Revenue For Promotion Sales The Saskatoon Store example essay topic

700 words
Report to Owners of Ruffians Terms of Reference This report is to assess the appropriateness of the accounting methods Saskatoon store used and whether the accounting methods used by the Saskatoon store were fair in the context of the contest. Because Shm evan has 75 stores in the chain, it is important to use a recognized standard as the basis for preparing the statement. Accordingly, I recommend using GAAP. While GAAP are not necessarily the best criteria to settle the unsolved issues, GAAP are widely known and recognized. And basically all recommendations made in this report are supportable in terms of GAAP, fairness, and accrual accounting. The objective in preparing this report is to come up with reasonable and justified assessments for the controversial accounting issues that Saskatoon store has in its measurement of net income in year 2004 and 2005.

Issues The issues to deal with in this report are: the revenue recognition method, inventory valuation method, inventory write off, commercials cost, advance commission payment in 2004, gain from sales of capital assets. Revenue recognition: There are two revenue recognition issues that must be addressed: the critical event approach to recognize revenue in general, the critical event approach to recognize revenue for promotion sales 1. The critical event approach to recognize revenue in general The Saskatoon store normally recognizes revenue when goods are delivered to customers. Delivery of goods is most common applied critical events in critical event approach to recognize revenue.

At this point, the customers have owned the goods and most efforts required by Saskatoon store has been completed. Most costs are known at this time. Collection from the customers is still an open question. Consider Saskatoon store is not new in the business, we can reasonable assure that the amount will be collected. This alternative meets the four criteria and in generally it is reasonable.

2. The critical event approach to recognize revenue for promotion sales The Saskatoon store ran a promotion in Sep and Oct 2005 that offered significant discounts to customers who make large purchases and allowed the customers return any purchases after 90 days for a full refund for any reason.

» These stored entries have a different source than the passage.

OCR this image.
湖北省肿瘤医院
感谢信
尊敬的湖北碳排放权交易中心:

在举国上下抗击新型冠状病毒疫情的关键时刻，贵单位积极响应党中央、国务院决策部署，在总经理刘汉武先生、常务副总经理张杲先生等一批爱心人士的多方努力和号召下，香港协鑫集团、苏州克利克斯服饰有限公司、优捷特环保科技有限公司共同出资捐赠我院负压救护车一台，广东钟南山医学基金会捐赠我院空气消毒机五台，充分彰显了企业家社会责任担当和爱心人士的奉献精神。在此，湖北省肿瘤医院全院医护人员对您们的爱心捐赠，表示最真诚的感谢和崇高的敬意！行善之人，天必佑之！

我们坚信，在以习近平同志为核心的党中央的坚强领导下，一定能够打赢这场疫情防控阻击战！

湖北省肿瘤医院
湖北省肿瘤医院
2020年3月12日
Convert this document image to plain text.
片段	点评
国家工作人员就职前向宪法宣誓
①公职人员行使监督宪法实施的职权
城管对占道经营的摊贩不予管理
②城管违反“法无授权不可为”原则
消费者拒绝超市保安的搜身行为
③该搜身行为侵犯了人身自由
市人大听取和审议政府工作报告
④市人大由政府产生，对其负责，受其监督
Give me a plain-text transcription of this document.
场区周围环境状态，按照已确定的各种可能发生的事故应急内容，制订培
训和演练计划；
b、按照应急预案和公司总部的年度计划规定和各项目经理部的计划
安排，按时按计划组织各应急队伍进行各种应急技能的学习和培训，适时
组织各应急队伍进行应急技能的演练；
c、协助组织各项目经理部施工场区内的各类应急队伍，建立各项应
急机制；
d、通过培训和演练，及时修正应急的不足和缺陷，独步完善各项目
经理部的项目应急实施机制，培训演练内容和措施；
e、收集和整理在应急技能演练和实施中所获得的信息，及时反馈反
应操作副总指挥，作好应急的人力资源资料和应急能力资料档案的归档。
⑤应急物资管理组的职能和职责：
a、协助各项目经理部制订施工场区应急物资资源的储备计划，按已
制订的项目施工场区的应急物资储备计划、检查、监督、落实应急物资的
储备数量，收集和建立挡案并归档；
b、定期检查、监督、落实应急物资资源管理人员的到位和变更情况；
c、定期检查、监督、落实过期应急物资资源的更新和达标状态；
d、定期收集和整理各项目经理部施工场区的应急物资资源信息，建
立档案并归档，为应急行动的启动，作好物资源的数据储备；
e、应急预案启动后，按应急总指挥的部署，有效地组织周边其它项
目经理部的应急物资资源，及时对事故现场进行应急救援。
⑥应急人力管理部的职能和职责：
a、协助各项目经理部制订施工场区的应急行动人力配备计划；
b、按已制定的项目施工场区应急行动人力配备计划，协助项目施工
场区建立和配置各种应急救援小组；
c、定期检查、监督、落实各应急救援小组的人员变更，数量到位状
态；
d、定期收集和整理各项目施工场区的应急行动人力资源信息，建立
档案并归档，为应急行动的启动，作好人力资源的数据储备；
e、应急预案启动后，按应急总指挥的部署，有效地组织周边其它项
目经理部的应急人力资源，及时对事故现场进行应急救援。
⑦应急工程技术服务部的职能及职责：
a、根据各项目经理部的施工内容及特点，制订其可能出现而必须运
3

Alternatives points for recognize this revenue include: a. When goods are delivered to customers b. When services have been fully delivered to customers (when the right-of-return period expired) Although discount sale is normal strategy to promote sales and increase income, from the evidence that sales in Sep and Oct 2005 were significantly higher than in the same months of the previous year and sales in November 2005 declined from 2004 we doubt that Saskatoon store's method to boost the sales: First, from the evidence it is obviously increase the short-term sales but since the business supplies needs are relatively stable, this method will hurt the future sales (that why November sales decline). Second Saskatoon allows its customers to return any purchases after 90 days for a full refund for any reason.

Therefore after the goods were delivered to the customers, there are uncertainties costs that may be incurred. For example, the customers who made large purchases with discounted price in September or October may find some of the purchased merchandises are not necessary and will return to the store. This kind of return goods is a significant cost for the store. So although method a is justified in general situation, in this case the store should make an estimating amount of allowance for the returns and recognize the amount as expense in 2005.

Because under GAAP matching, expense is reported in the same period as revenue that the expense helped to earn. If the management cannot make the estimation of the allowance, it would be appropriate to defer revenue recognition until after the right-of-return period has expired. For the store used the delivery critical event approach to recognize the revenue of the September and October discount sales in 2005 fiscal year, the possible costs of the return were ignored and the income of September and October was overstated. Therefore, this recognition method is unjustified.